Why Java Apps OOM in Kubernetes Even Below Xmx and How to Fix It

Background

Java has been a dominant language for over two decades thanks to its vibrant open‑source community and rich ecosystem. In the cloud‑native era, enterprises migrate workloads to Kubernetes to leverage cloud computing benefits, but Java’s runtime model clashes with container resource constraints, leading to costly memory consumption and frequent OOM incidents.

Kubernetes Resource Configuration

Kubernetes defines two memory parameters for a container: requests (guaranteed amount) and limits (maximum allowed). If a container exceeds its limit, the kubelet kills it with an OOM event.

spec:
  containers:
  - name: edas
    image: alibaba/edas
    resources:
      requests:
        memory: "1024Mi"
      limits:
        memory: "4096Mi"
    command: ["java", "-jar", "edas.jar"]

Container OOM

Containers run as sandboxed processes using Linux namespaces and cgroups. When a process’s memory usage surpasses the cgroup memory.limit_in_bytes, the kernel’s OOM Killer terminates the process. The two key cgroup files are:

# Current container memory limit
cat /sys/fs/cgroup/memory/memory.limit_in_bytes
4294967296
# Current container memory usage
cat /sys/fs/cgroup/memory/memory.usage_in_bytes
39215104

JVM OOM Types

java.lang.OutOfMemoryError: Java heap space – heap exhausted, usually due to leaks or insufficient -Xmx.

java.lang.OutOfMemoryError: Metaspace/PermGen – class metadata overflow; adjust -XX:MaxMetaspaceSize or -XX:MaxPermSize.

java.lang.OutOfMemoryError: Unable to create new native thread – native memory or thread limits reached; tune ulimit, thread pool size, or stack size.

OS vs JVM Memory Mapping

The JVM runs as a native C++ process on Linux, sharing the OS virtual address space. Key segments include:

Code segment – JVM’s own executable code.

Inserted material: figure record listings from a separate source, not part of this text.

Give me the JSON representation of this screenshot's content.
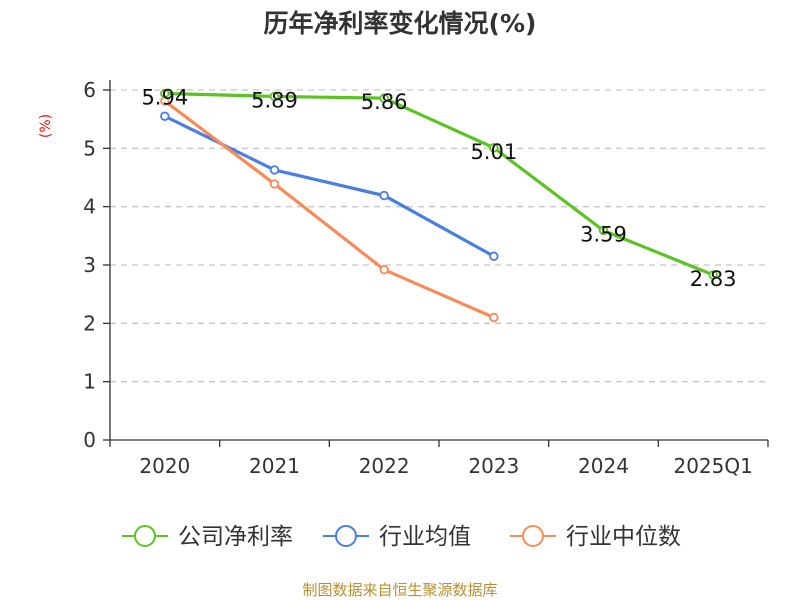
{
  "chart_data": {
    "type": "line",
    "title": "历年净利率变化情况(%)",
    "xlabel": "",
    "ylabel": "(%)",
    "categories": [
      "2020",
      "2021",
      "2022",
      "2023",
      "2024",
      "2025Q1"
    ],
    "ylim": [
      0,
      6
    ],
    "yticks": [
      "0",
      "1",
      "2",
      "3",
      "4",
      "5",
      "6"
    ],
    "grid": true,
    "legend_position": "bottom",
    "series": [
      {
        "name": "公司净利率",
        "color": "#5cc325",
        "values": [
          5.94,
          5.89,
          5.86,
          5.01,
          3.59,
          2.83
        ],
        "labels": [
          "5.94",
          "5.89",
          "5.86",
          "5.01",
          "3.59",
          "2.83"
        ]
      },
      {
        "name": "行业均值",
        "color": "#4a7ee0",
        "values": [
          5.55,
          4.63,
          4.19,
          3.15,
          null,
          null
        ]
      },
      {
        "name": "行业中位数",
        "color": "#f58c5a",
        "values": [
          5.81,
          4.39,
          2.92,
          2.1,
          null,
          null
        ]
      }
    ],
    "source": "制图数据来自恒生聚源数据库"
  }
}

Data segment – JVM internal data.

Heap – Java objects; a logical space built on top of the process heap.

Stack – native stack for the JVM process (not the Java thread stack).

Non‑Heap Memory & Native Memory Tracking (NMT)

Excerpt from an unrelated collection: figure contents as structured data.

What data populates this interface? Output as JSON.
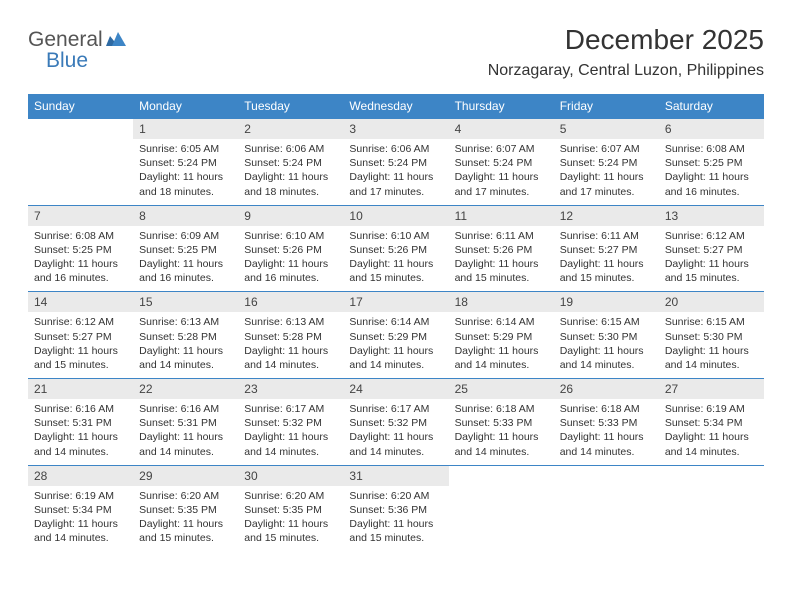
{
  "logo": {
    "general": "General",
    "blue": "Blue"
  },
  "header": {
    "month": "December 2025",
    "location": "Norzagaray, Central Luzon, Philippines"
  },
  "colors": {
    "header_bg": "#3d85c6",
    "header_text": "#ffffff",
    "daynum_bg": "#eaeaea",
    "border": "#3d85c6",
    "text": "#333333",
    "logo_gray": "#555555",
    "logo_blue": "#3a7ab8"
  },
  "weekdays": [
    "Sunday",
    "Monday",
    "Tuesday",
    "Wednesday",
    "Thursday",
    "Friday",
    "Saturday"
  ],
  "weeks": [
    {
      "nums": [
        "",
        "1",
        "2",
        "3",
        "4",
        "5",
        "6"
      ],
      "cells": [
        null,
        {
          "sr": "6:05 AM",
          "ss": "5:24 PM",
          "dl": "11 hours and 18 minutes."
        },
        {
          "sr": "6:06 AM",
          "ss": "5:24 PM",
          "dl": "11 hours and 18 minutes."
        },
        {
          "sr": "6:06 AM",
          "ss": "5:24 PM",
          "dl": "11 hours and 17 minutes."
        },
        {
          "sr": "6:07 AM",
          "ss": "5:24 PM",
          "dl": "11 hours and 17 minutes."
        },
        {
          "sr": "6:07 AM",
          "ss": "5:24 PM",
          "dl": "11 hours and 17 minutes."
        },
        {
          "sr": "6:08 AM",
          "ss": "5:25 PM",
          "dl": "11 hours and 16 minutes."
        }
      ]
    },
    {
      "nums": [
        "7",
        "8",
        "9",
        "10",
        "11",
        "12",
        "13"
      ],
      "cells": [
        {
          "sr": "6:08 AM",
          "ss": "5:25 PM",
          "dl": "11 hours and 16 minutes."
        },
        {
          "sr": "6:09 AM",
          "ss": "5:25 PM",
          "dl": "11 hours and 16 minutes."
        },
        {
          "sr": "6:10 AM",
          "ss": "5:26 PM",
          "dl": "11 hours and 16 minutes."
        },
        {
          "sr": "6:10 AM",
          "ss": "5:26 PM",
          "dl": "11 hours and 15 minutes."
        },
        {
          "sr": "6:11 AM",
          "ss": "5:26 PM",
          "dl": "11 hours and 15 minutes."
        },
        {
          "sr": "6:11 AM",
          "ss": "5:27 PM",
          "dl": "11 hours and 15 minutes."
        },
        {
          "sr": "6:12 AM",
          "ss": "5:27 PM",
          "dl": "11 hours and 15 minutes."
        }
      ]
    },
    {
      "nums": [
        "14",
        "15",
        "16",
        "17",
        "18",
        "19",
        "20"
      ],
      "cells": [
        {
          "sr": "6:12 AM",
          "ss": "5:27 PM",
          "dl": "11 hours and 15 minutes."
        },
        {
          "sr": "6:13 AM",
          "ss": "5:28 PM",
          "dl": "11 hours and 14 minutes."
        },
        {
          "sr": "6:13 AM",
          "ss": "5:28 PM",
          "dl": "11 hours and 14 minutes."
        },
        {
          "sr": "6:14 AM",
          "ss": "5:29 PM",
          "dl": "11 hours and 14 minutes."
        },
        {
          "sr": "6:14 AM",
          "ss": "5:29 PM",
          "dl": "11 hours and 14 minutes."
        },
        {
          "sr": "6:15 AM",
          "ss": "5:30 PM",
          "dl": "11 hours and 14 minutes."
        },
        {
          "sr": "6:15 AM",
          "ss": "5:30 PM",
          "dl": "11 hours and 14 minutes."
        }
      ]
    },
    {
      "nums": [
        "21",
        "22",
        "23",
        "24",
        "25",
        "26",
        "27"
      ],
      "cells": [
        {
          "sr": "6:16 AM",
          "ss": "5:31 PM",
          "dl": "11 hours and 14 minutes."
        },
        {
          "sr": "6:16 AM",
          "ss": "5:31 PM",
          "dl": "11 hours and 14 minutes."
        },
        {
          "sr": "6:17 AM",
          "ss": "5:32 PM",
          "dl": "11 hours and 14 minutes."
        },
        {
          "sr": "6:17 AM",
          "ss": "5:32 PM",
          "dl": "11 hours and 14 minutes."
        },
        {
          "sr": "6:18 AM",
          "ss": "5:33 PM",
          "dl": "11 hours and 14 minutes."
        },
        {
          "sr": "6:18 AM",
          "ss": "5:33 PM",
          "dl": "11 hours and 14 minutes."
        },
        {
          "sr": "6:19 AM",
          "ss": "5:34 PM",
          "dl": "11 hours and 14 minutes."
        }
      ]
    },
    {
      "nums": [
        "28",
        "29",
        "30",
        "31",
        "",
        "",
        ""
      ],
      "cells": [
        {
          "sr": "6:19 AM",
          "ss": "5:34 PM",
          "dl": "11 hours and 14 minutes."
        },
        {
          "sr": "6:20 AM",
          "ss": "5:35 PM",
          "dl": "11 hours and 15 minutes."
        },
        {
          "sr": "6:20 AM",
          "ss": "5:35 PM",
          "dl": "11 hours and 15 minutes."
        },
        {
          "sr": "6:20 AM",
          "ss": "5:36 PM",
          "dl": "11 hours and 15 minutes."
        },
        null,
        null,
        null
      ]
    }
  ],
  "labels": {
    "sunrise": "Sunrise:",
    "sunset": "Sunset:",
    "daylight": "Daylight:"
  }
}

Beyond the heap, the JVM uses non‑heap memory (direct buffers, JNI allocations, etc.). NMT, enabled with -XX:NativeMemoryTracking=summary|detail, reports memory reserved and committed by each JVM component.

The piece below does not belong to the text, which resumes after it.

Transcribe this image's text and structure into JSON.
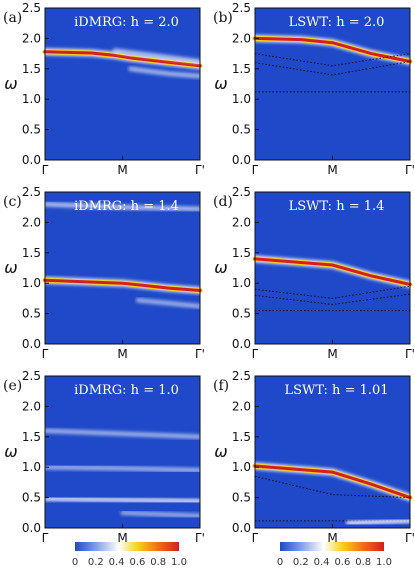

$ java -Xms300m -Xmx300m -XX:+UseG1GC -XX:NativeMemoryTracking=summary -jar app.jar

Sample NMT output:

Native Memory Tracking:
Total: reserved=1764MB, committed=534MB

Breakdown (example):

Java Heap (reserved=300MB, committed=300MB)
Metaspace (reserved=1078MB, committed=61MB)
Thread (reserved=60MB, committed=60MB)
Code Cache (reserved=250MB, committed=36MB)
GC (reserved=47MB, committed=47MB)
Symbol (reserved=15MB, committed=15MB)

Configuration Recommendations

Use a container‑aware JDK (8u191+, 9+, 10+, or 8u372+ for Cgroup v2) so the JVM respects cgroup limits.

Enable NMT during testing to understand JVM memory distribution; query with jcmd <pid> VM.native_memory summary scale=MB.

Set container memory limit about 20‑30% higher than the JVM’s observed total memory (heap + non‑heap) to provide a safety margin.

Configure automatic heap dumps on OOM and persist them (e.g., PVC, OSS, NAS) for post‑mortem analysis.